The updated guidelines classify digital assets based on their characteristics. For instance, cryptocurrencies such as Bitcoin, which have no underlying liabilities or issuer, are categorized as “non-produced, non-financial assets” (akin to capital assets). In contrast, stablecoins or other tokens backed by liabilities are treated as financial instruments. The BPM7 also provides guidance on recording complex crypto-related activities, such as mining and staking, as well as cross-border transfers of digital assets, reflecting their growing role in the global economy.

This move signals the IMF’s acknowledgment of the increasing economic impact of cryptocurrencies and aims to standardize how countries report these assets in their balance of payments statistics. It’s a practical step toward integrating digital assets into macroeconomic monitoring, though it aligns with the IMF’s broader stance that crypto should not be granted official currency or legal tender status, as reiterated in prior policy statements. Instead, the focus is on tracking and managing their implications for financial stability and international transactions.

The inclusion of cryptocurrencies in the IMF’s updated Balance of Payments and International Investment Position Manual (BPM7) carries several significant implications for the global financial system, national economies, and the crypto ecosystem. Countries will now be expected to report crypto-related transactions—such as cross-border transfers, mining rewards, or staking income—in their balance of payments statistics. This increases visibility into how digital assets flow through economies.

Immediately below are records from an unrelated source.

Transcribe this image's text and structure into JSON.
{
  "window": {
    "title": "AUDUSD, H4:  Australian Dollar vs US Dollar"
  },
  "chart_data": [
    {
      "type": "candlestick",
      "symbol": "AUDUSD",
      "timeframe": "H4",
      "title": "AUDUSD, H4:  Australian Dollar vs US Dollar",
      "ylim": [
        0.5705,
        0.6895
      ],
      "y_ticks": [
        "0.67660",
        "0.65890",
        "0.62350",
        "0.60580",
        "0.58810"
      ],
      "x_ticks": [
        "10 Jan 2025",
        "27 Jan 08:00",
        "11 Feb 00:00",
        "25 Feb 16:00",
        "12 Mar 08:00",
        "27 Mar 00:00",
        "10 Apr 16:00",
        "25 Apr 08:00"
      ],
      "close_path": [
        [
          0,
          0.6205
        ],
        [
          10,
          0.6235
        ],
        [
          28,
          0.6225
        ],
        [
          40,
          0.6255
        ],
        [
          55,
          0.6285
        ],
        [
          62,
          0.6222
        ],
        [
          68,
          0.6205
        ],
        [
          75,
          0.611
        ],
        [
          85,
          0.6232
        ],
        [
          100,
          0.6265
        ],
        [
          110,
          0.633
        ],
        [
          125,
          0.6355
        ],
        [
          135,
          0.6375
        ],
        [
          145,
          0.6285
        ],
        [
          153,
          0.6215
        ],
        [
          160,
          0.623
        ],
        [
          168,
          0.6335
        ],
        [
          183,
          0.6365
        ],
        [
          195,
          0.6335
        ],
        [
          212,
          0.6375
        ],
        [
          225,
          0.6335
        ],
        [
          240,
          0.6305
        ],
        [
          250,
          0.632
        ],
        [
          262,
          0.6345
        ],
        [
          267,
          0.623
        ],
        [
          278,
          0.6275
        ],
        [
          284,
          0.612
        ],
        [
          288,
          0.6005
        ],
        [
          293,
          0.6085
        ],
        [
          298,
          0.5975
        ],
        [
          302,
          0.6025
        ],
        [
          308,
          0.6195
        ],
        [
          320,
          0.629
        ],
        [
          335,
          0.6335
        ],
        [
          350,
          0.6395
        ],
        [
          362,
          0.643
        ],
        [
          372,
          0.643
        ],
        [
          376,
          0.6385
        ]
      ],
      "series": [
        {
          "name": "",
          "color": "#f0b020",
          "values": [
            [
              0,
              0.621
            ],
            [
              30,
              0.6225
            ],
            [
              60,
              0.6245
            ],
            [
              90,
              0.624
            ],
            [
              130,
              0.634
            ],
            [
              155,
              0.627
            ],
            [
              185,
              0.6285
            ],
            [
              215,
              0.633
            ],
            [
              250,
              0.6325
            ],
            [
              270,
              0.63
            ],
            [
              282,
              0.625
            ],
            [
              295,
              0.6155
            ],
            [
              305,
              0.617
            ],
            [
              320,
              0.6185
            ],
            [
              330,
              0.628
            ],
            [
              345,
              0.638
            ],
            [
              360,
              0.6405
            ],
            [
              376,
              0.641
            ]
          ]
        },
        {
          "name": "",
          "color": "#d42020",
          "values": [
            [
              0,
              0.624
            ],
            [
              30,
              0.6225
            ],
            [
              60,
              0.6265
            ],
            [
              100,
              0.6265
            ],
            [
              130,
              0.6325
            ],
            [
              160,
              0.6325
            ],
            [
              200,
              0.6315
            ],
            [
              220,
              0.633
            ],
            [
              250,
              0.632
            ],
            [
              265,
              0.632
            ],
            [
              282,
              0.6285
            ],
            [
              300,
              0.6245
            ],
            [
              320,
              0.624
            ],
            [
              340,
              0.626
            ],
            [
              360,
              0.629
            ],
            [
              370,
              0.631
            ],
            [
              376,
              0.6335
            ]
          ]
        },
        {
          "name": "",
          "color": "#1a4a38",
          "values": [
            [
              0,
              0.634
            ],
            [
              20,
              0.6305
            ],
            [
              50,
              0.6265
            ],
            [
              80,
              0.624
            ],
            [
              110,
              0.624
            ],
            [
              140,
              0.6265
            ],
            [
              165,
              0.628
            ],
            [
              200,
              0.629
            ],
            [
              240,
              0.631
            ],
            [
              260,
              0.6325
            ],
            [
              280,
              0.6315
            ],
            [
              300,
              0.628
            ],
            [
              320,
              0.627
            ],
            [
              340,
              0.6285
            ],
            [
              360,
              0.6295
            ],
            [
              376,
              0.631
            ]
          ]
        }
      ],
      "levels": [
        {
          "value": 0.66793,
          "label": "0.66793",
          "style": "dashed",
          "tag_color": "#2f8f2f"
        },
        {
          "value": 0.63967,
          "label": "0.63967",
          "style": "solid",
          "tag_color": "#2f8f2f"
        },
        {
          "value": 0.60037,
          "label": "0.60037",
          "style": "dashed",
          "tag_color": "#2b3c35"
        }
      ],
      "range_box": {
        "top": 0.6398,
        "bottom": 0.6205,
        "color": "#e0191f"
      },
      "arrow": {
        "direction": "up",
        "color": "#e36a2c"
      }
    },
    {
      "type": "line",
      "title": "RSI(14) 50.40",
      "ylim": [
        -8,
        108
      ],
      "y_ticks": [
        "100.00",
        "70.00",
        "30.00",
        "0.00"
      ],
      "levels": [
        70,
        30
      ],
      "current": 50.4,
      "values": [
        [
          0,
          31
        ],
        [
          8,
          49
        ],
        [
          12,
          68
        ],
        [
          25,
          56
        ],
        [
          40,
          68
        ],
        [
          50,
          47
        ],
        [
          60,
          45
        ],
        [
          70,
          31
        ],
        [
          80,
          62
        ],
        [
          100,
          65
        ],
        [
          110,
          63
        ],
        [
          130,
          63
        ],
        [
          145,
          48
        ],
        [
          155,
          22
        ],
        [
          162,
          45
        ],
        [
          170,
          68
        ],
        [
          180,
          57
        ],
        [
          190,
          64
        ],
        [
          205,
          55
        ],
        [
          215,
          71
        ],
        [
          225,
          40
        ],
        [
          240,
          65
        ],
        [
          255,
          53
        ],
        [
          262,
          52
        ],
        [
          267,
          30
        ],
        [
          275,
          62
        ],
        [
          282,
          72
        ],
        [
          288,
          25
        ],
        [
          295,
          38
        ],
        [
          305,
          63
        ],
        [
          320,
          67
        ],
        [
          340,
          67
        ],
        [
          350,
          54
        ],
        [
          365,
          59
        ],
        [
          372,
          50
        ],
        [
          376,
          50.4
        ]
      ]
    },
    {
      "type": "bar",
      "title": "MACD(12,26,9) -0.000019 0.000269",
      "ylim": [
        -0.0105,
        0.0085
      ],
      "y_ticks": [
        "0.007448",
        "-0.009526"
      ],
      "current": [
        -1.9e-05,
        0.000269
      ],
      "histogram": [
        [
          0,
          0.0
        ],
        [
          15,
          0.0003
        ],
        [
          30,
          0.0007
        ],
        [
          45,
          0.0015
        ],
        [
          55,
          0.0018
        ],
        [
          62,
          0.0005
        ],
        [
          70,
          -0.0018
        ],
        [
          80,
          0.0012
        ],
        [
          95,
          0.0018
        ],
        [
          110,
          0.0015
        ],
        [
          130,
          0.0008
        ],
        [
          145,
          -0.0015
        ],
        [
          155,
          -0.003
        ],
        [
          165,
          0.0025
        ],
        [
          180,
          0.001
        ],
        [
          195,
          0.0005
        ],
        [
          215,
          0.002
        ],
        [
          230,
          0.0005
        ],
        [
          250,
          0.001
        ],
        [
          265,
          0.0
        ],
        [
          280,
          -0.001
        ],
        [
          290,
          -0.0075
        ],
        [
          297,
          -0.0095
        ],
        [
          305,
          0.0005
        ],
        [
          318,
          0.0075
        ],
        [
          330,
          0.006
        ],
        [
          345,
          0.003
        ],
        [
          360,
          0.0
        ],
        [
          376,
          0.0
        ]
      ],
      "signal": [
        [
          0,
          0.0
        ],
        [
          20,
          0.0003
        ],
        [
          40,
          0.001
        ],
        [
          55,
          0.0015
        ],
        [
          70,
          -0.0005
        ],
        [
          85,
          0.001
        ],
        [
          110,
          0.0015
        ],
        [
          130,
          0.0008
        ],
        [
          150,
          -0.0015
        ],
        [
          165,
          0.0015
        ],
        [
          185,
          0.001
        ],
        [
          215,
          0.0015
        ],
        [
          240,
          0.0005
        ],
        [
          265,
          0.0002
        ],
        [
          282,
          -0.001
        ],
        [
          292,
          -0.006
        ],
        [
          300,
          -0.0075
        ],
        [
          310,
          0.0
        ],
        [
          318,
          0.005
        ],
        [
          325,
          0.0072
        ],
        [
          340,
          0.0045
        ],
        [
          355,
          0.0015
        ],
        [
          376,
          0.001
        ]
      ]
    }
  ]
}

Policymakers and regulators gain better data to assess the scale of crypto activity, potentially leading to more informed monetary and fiscal policies. It could also expose previously hidden economic activity, especially in nations with high crypto adoption. By formally recognizing cryptocurrencies in its statistical framework, the IMF is indirectly validating their role in the modern economy, even if it stops short of endorsing them as official currencies. This could encourage governments and financial institutions to take crypto more seriously, potentially accelerating mainstream adoption.

The guidelines provide a blueprint for classifying and reporting crypto assets (e.g., Bitcoin as a non-financial asset, stablecoins as financial instruments), which could push countries toward harmonized regulatory approaches. Nations with lax or no crypto regulations might face pressure to align with IMF standards, especially if they seek IMF assistance or want to maintain credibility in global markets. This could lead to tighter oversight, taxation, or anti-money laundering (AML) measures.

Countries where crypto is widely used (e.g., El Salvador, which adopted Bitcoin as legal tender) will need to reconcile their domestic policies with IMF reporting requirements, despite the IMF’s opposition to crypto as legal tender. This could create tension between national sovereignty and international expectations, potentially affecting IMF loan conditions or economic assessments for such countries. The IMF has long warned about crypto’s potential to destabilize economies—through capital flight, tax evasion, or undermining monetary policy—and these guidelines allow it to monitor those risks more closely.

If significant crypto outflows or volatility are detected, the IMF might push for stricter capital controls or recommend policies to mitigate systemic risks, influencing how nations manage digital assets. Clear classifications and reporting standards reduce uncertainty for banks, payment processors, and other financial institutions dealing with crypto. This could pave the way for greater institutional participation in the crypto market, such as custody services or cross-border payment solutions, driving further growth in the sector.

While the BPM7 focuses on measurement rather than policy, it sets a foundation for future IMF recommendations on crypto governance. Over time, this could shape global norms around crypto regulation, taxation, and integration into traditional finance, potentially influencing debates about central bank digital currencies (CBDCs) versus decentralized cryptocurrencies.

The IMF’s updated guidelines mark a pragmatic acknowledgment of crypto’s permanence in the global economy, but they also signal a push for control and oversight. The implications range from improved economic data to heightened regulatory scrutiny, with ripple effects for governments, businesses, and crypto users worldwide. The tension between innovation and stability will likely define how these changes play out in practice.